What did @obmalhair actually say?
The creator's core argument is that low testosterone causes hair loss, not high testosterone, and that the widely held belief linking high testosterone to more DHT and therefore more hair loss is "completely incorrect." They also claim that higher testosterone extends the anagen phase, boosts protein synthesis to strengthen hair shafts, improves IGF-1 signaling, and reduces cortisol, all of which theoretically produce a better hair environment.
That's a lot of ground to cover in one TikTok. Some of it is grounded in real biology. Some of it is either oversimplified to the point of being misleading or flatly contradicted by the evidence on DHT and androgenic alopecia.
Does the science back this up?
Partially, and that partial credit matters, but so does what's left out. The DHT-hair loss connection is one of the most replicated findings in dermatology. Dismissing it as a "weak explanation" without nuance is a problem.
It's true that very low testosterone, as seen in hypogonadism, is associated with disrupted hair cycling. A study by Blume-Peytavi et al. (2011, Journal of the American Academy of Dermatology) confirmed that androgens play a complex, follicle-location-dependent role in hair growth. Testosterone promotes body and facial hair but, critically, DHT, which is converted from testosterone via 5-alpha reductase, is the primary driver of androgenic alopecia in genetically susceptible individuals. This is not disputed in the literature. Finasteride works by blocking 5-alpha reductase, and its efficacy in slowing male pattern baldness is well established across multiple randomized controlled trials, including the landmark Kaufman et al. (1998, Journal of the American Academy of Dermatology) study.
The creator's claim that "higher testosterone means more DHT" being "completely incorrect" is itself incorrect. Testosterone is the substrate for DHT. More testosterone generally means more substrate available for 5-alpha reductase conversion, though the relationship is not strictly linear.

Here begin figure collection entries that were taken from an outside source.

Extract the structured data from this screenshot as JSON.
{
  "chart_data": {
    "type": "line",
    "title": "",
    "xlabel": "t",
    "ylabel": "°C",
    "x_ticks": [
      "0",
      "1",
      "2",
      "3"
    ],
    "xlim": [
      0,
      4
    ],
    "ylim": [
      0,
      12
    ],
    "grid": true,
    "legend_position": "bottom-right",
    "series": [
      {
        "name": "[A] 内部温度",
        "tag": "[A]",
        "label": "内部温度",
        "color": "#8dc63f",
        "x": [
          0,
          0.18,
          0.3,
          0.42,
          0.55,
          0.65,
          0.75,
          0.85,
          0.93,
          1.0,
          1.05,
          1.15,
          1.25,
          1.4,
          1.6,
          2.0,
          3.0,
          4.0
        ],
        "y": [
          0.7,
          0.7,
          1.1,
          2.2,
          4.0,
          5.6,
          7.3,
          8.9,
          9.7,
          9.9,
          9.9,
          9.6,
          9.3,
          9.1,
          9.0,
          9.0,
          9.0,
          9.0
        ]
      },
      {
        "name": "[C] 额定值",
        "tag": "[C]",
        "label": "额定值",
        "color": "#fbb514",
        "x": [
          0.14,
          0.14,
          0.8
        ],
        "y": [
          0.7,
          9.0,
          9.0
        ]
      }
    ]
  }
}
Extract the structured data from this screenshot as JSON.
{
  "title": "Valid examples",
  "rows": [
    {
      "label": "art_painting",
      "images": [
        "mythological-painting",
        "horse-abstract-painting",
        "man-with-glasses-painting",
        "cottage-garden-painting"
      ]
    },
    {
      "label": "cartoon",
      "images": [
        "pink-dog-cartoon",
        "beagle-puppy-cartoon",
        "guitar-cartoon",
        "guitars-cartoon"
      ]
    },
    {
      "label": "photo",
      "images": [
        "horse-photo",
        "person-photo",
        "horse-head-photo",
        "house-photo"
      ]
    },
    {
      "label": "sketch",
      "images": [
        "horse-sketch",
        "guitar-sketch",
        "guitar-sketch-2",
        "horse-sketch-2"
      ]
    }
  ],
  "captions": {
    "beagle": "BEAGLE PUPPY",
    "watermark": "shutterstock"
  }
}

What did they get wrong (or right)?
Let's give credit where it's due. The claim that testosterone deficiency can negatively affect the anagen phase has some support. Research by Randall (2008, Dermato-Endocrinology) does indicate that androgens regulate the hair follicle cycle in a site-specific way, and hypogonadism can contribute to diffuse telogen effluvium. That part is not fabricated.
The protein synthesis argument is also not baseless. Testosterone does increase muscle protein synthesis, and some extrapolation to hair shaft protein production has been proposed, but the direct evidence for this specific mechanism in scalp hair is thin. It shouldn't be presented as established fact.
What's most problematic is the flat denial of DHT's role in genetic hair loss. The creator never mentions androgenic alopecia, genetic susceptibility, or androgen receptor sensitivity, which are the actual mechanisms behind why some men lose hair when testosterone or DHT rises. Omitting that context while telling 34,000 viewers that high testosterone protects hair is genuinely misleading for anyone with a family history of male pattern baldness considering TRT.
What should you actually know?
The relationship between testosterone and hair loss is not a simple linear story, and that's exactly why this video does viewers a disservice by pretending it is.
Here's what the evidence actually supports. Severely low testosterone can contribute to diffuse hair thinning, likely through telogen effluvium. But raising testosterone, whether naturally or through TRT, increases available substrate for DHT conversion. If you carry androgen receptor variants that make your follicles sensitive to DHT, more testosterone can accelerate hair loss, not prevent it. This is why some men starting TRT notice accelerated recession.
IGF-1 and growth hormone do play roles in hair follicle biology. Choi et al. (2021, International Journal of Molecular Sciences) reviewed IGF-1's role in follicle proliferation and found it supports anagen duration. That's real. But IGF-1 signaling being "lackluster" due to low testosterone is a significant logical leap presented without supporting citations.
Cortisol's negative effect on hair is real and well documented through HPA axis dysregulation and its impact on follicle cycling. But cortisol levels are not simply inverse to testosterone in a clean, predictable way.
If you're experiencing diffuse thinning, the cause could be low testosterone, but it could equally be iron deficiency, thyroid dysfunction, or telogen effluvium from stress, none of which TRT addresses. See a dermatologist or an endocrinologist before assuming hormones are the culprit.